The decision also strongly suggests that the Delaware Supreme Court would uphold a unilaterally adopted forum-selection by-law were that issue brought before it. The Delaware Supreme Court never ruled on Chevron because the plaintiffs dropped their appeal of the Court of Chancery's decision. However, the Delaware Supreme Court's reference to Chevron in its ATP decision for the principle that unilaterally adopted by-laws apply equally against prior stockholders suggests that it would uphold a forum-selection by-law if given the chance (for more on Chevron and forum-selection clauses, see Legal Update, Delaware Court of Chancery Upholds Boards' Unilaterally Adopted Forum Selection By-laws).

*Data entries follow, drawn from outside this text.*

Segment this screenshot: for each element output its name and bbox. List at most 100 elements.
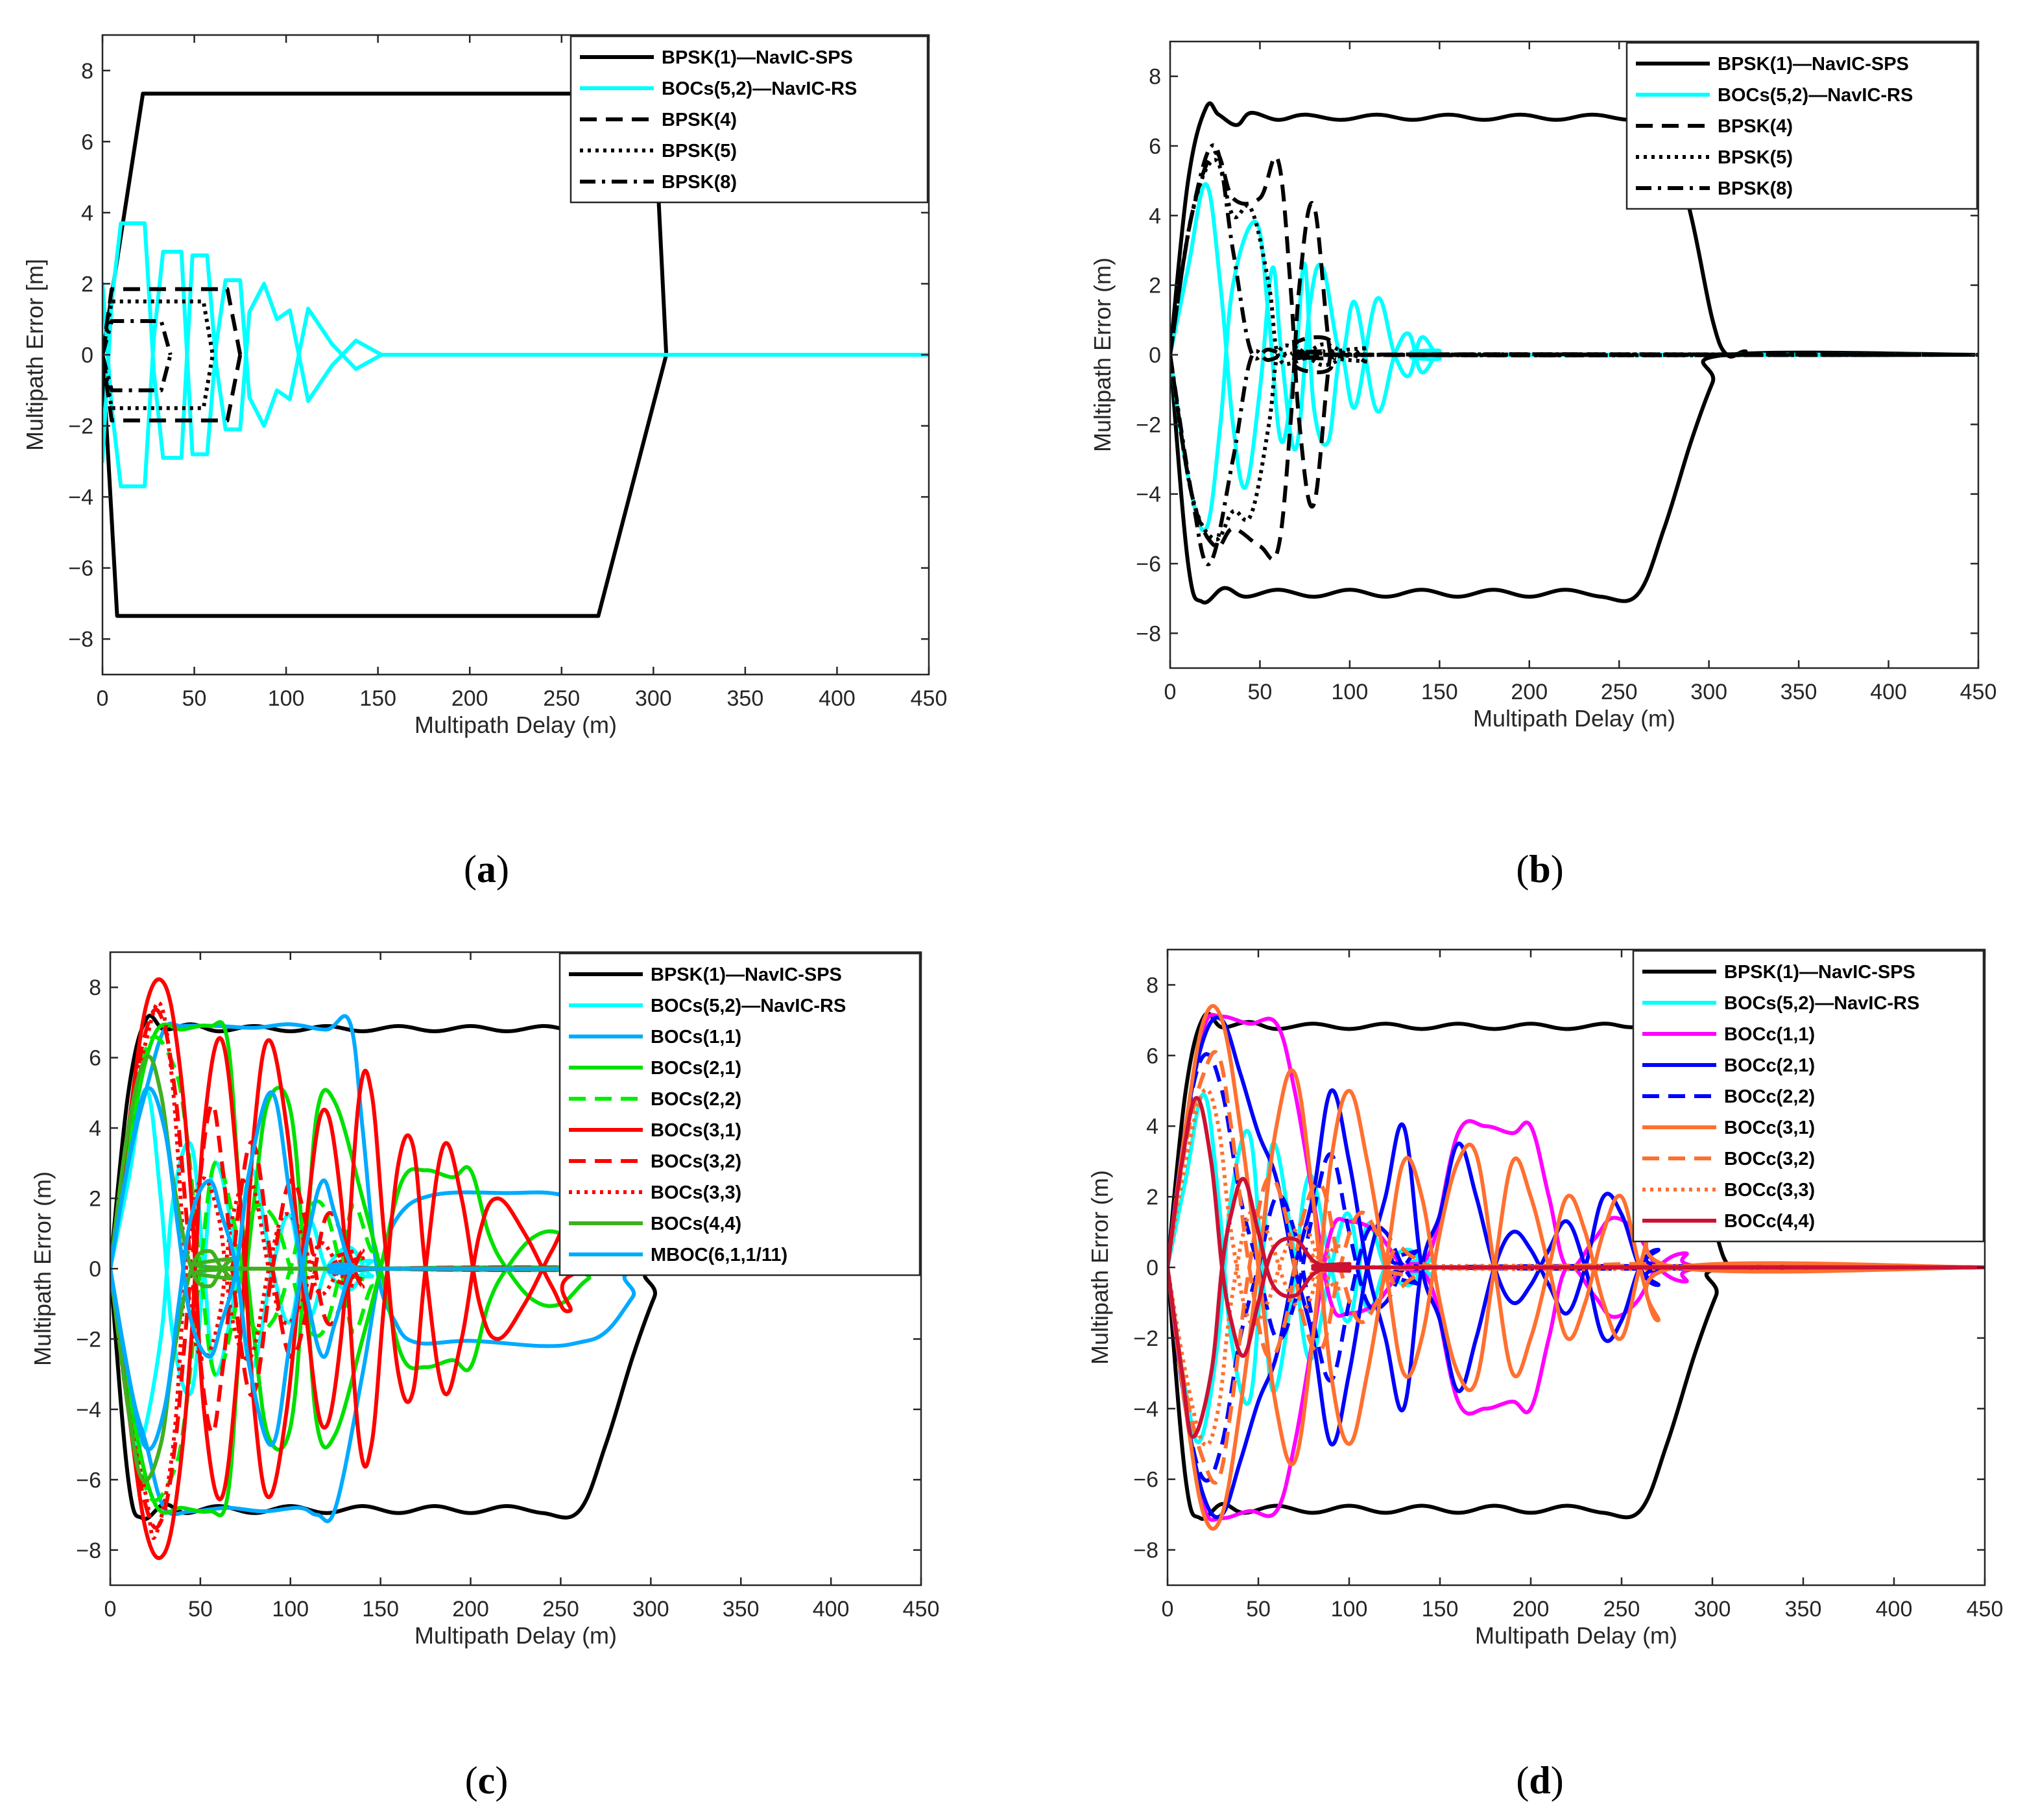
series-line-8-lower <box>1168 1177 1985 1439</box>
x-tick-label: 300 <box>632 1597 669 1622</box>
y-tick-label: −8 <box>68 627 93 652</box>
x-tick-label: 100 <box>1331 1597 1368 1622</box>
legend-entry-label: BOCs(5,2)—NavIC-RS <box>1718 85 1913 106</box>
legend-entry-label: BOCs(1,1) <box>651 1027 741 1048</box>
x-tick-label: 150 <box>1422 1597 1459 1622</box>
series-line-7-upper <box>110 1001 921 1361</box>
x-tick-label: 150 <box>1421 680 1458 704</box>
y-tick-label: 8 <box>89 976 101 1000</box>
x-tick-label: 400 <box>1876 1597 1913 1622</box>
chart-panel-b: 0 50 100 150 200 250 300 350 400 450 −8 −6 −4 −2 0 2 4 6 8… <box>1089 40 1996 891</box>
legend-entry-label: BOCs(3,2) <box>651 1151 741 1172</box>
x-tick-label: 50 <box>182 686 207 711</box>
y-tick-label: 6 <box>1149 134 1161 159</box>
series-group <box>1170 101 1978 605</box>
legend-entry-label: BOCs(2,1) <box>651 1058 741 1079</box>
legend-entry-label: BOCs(3,1) <box>651 1120 741 1141</box>
x-tick-label: 100 <box>1332 680 1369 704</box>
legend-entry-label: BOCc(3,3) <box>1724 1180 1815 1201</box>
x-tick-label: 200 <box>452 1597 489 1622</box>
y-tick-label: 0 <box>1146 1256 1158 1280</box>
x-tick-label: 400 <box>1870 680 1907 704</box>
x-tick-label: 350 <box>723 1597 760 1622</box>
legend-entry-label: BPSK(5) <box>1718 147 1793 168</box>
series-line-6-upper <box>1168 1049 1985 1360</box>
x-tick-label: 450 <box>903 1597 940 1622</box>
legend: BPSK(1)—NavIC-SPS BOCs(5,2)—NavIC-RS BPSK(… <box>569 35 929 204</box>
y-axis-label: Multipath Error (m) <box>1086 1170 1113 1365</box>
x-tick-label: 350 <box>1785 1597 1822 1622</box>
legend: BPSK(1)—NavIC-SPS BOCs(5,2)—NavIC-RS BOCs(… <box>558 952 921 1276</box>
legend-entry-label: BOCs(5,2)—NavIC-RS <box>651 996 846 1016</box>
x-tick-label: 250 <box>542 1597 579 1622</box>
series-line-6-upper <box>110 1007 921 1435</box>
y-tick-label: 8 <box>81 59 93 84</box>
legend-entry-label: BOCc(2,2) <box>1724 1086 1815 1107</box>
series-line-3-upper <box>1168 1015 1985 1447</box>
y-tick-label: −2 <box>1136 413 1161 437</box>
legend-entry-label: BPSK(4) <box>662 110 737 130</box>
panel-caption: (b) <box>1516 848 1563 891</box>
y-tick-label: 2 <box>1146 1185 1158 1210</box>
legend-entry-label: BOCs(5,2)—NavIC-RS <box>662 78 857 99</box>
legend-box <box>1625 42 1978 210</box>
legend-entry-label: BOCc(4,4) <box>1724 1211 1815 1232</box>
legend-entry-label: MBOC(6,1,1/11) <box>651 1245 787 1265</box>
y-tick-label: −4 <box>1133 1397 1158 1422</box>
y-tick-label: −8 <box>76 1539 101 1563</box>
y-tick-label: −8 <box>1133 1539 1158 1563</box>
series-line-5-upper <box>1168 1004 1985 1467</box>
legend: BPSK(1)—NavIC-SPS BOCs(5,2)—NavIC-RS BOCc(… <box>1632 950 1985 1243</box>
legend-entry-label: BOCc(1,1) <box>1724 1024 1815 1045</box>
y-axis-label: Multipath Error [m] <box>21 259 48 451</box>
legend-entry-label: BOCc(3,2) <box>1724 1149 1815 1169</box>
x-tick-label: 250 <box>1601 680 1638 704</box>
x-tick-label: 300 <box>1690 680 1727 704</box>
x-tick-label: 450 <box>911 686 948 711</box>
x-tick-label: 400 <box>819 686 856 711</box>
x-tick-label: 250 <box>543 686 580 711</box>
x-tick-label: 0 <box>97 686 109 711</box>
y-tick-label: 4 <box>1146 1114 1158 1139</box>
chart-panel-c: 0 50 100 150 200 250 300 350 400 450 −8 −6 −4 −2 0 2 4 6 8… <box>29 951 940 1802</box>
legend-entry-label: BPSK(5) <box>662 141 737 162</box>
chart-panel-a: 0 50 100 150 200 250 300 350 400 450 −8 −6 −4 −2 0 2 4 6 8… <box>21 34 948 891</box>
y-tick-label: 4 <box>1149 204 1161 228</box>
legend-entry-label: BPSK(4) <box>1718 116 1793 137</box>
legend-entry-label: BOCc(2,1) <box>1724 1055 1815 1076</box>
x-tick-label: 150 <box>359 686 396 711</box>
x-tick-label: 400 <box>813 1597 850 1622</box>
legend-box <box>569 35 929 204</box>
y-tick-label: −4 <box>1136 483 1161 507</box>
legend-entry-label: BPSK(1)—NavIC-SPS <box>1724 962 1915 983</box>
y-tick-label: 6 <box>81 130 93 154</box>
y-tick-label: 8 <box>1149 65 1161 90</box>
x-tick-label: 50 <box>1246 1597 1271 1622</box>
x-tick-label: 100 <box>268 686 305 711</box>
x-tick-label: 200 <box>1511 680 1548 704</box>
series-group <box>1168 1004 1985 1531</box>
series-group <box>102 91 929 618</box>
x-tick-label: 0 <box>1164 680 1177 704</box>
y-tick-label: 6 <box>89 1046 101 1071</box>
y-tick-label: 6 <box>1146 1044 1158 1068</box>
x-axis-label: Multipath Delay (m) <box>1475 1622 1677 1649</box>
legend-entry-label: BPSK(1)—NavIC-SPS <box>662 47 853 68</box>
legend-entry-label: BPSK(8) <box>662 172 737 193</box>
y-tick-label: −2 <box>1133 1326 1158 1351</box>
series-line-6-lower <box>1168 1175 1985 1485</box>
y-tick-label: −6 <box>68 557 93 581</box>
x-axis-label: Multipath Delay (m) <box>414 712 617 738</box>
x-tick-label: 200 <box>451 686 488 711</box>
series-line-4-upper <box>102 319 173 355</box>
legend-entry-label: BOCc(3,1) <box>1724 1118 1815 1138</box>
y-tick-label: 2 <box>81 272 93 296</box>
series-line-1-lower <box>1170 219 1978 533</box>
x-tick-label: 350 <box>727 686 764 711</box>
series-line-0-lower <box>1170 350 1978 605</box>
y-tick-label: −6 <box>76 1468 101 1492</box>
y-tick-label: 0 <box>1149 343 1161 368</box>
panel-caption: (c) <box>465 1759 509 1802</box>
y-tick-label: −2 <box>68 414 93 439</box>
x-axis-label: Multipath Delay (m) <box>1473 705 1675 732</box>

Although the court has authorized the unilateral adoption of fee-shifting by-laws, boards of public companies should also weigh the possibility that proxy-advisory firms will likely disapprove that course of action. Firms such as ISS and Glass Lewis favor stockholder votes on forum-selection by-laws and have taken the position that they will make recommendations on those votes on a case-by-case basis, taking into account the company's other corporate-governance practices. It would not be surprising to see these firms take firmer stances on fee-shifting by-laws because of their potentially stronger deterrence effect.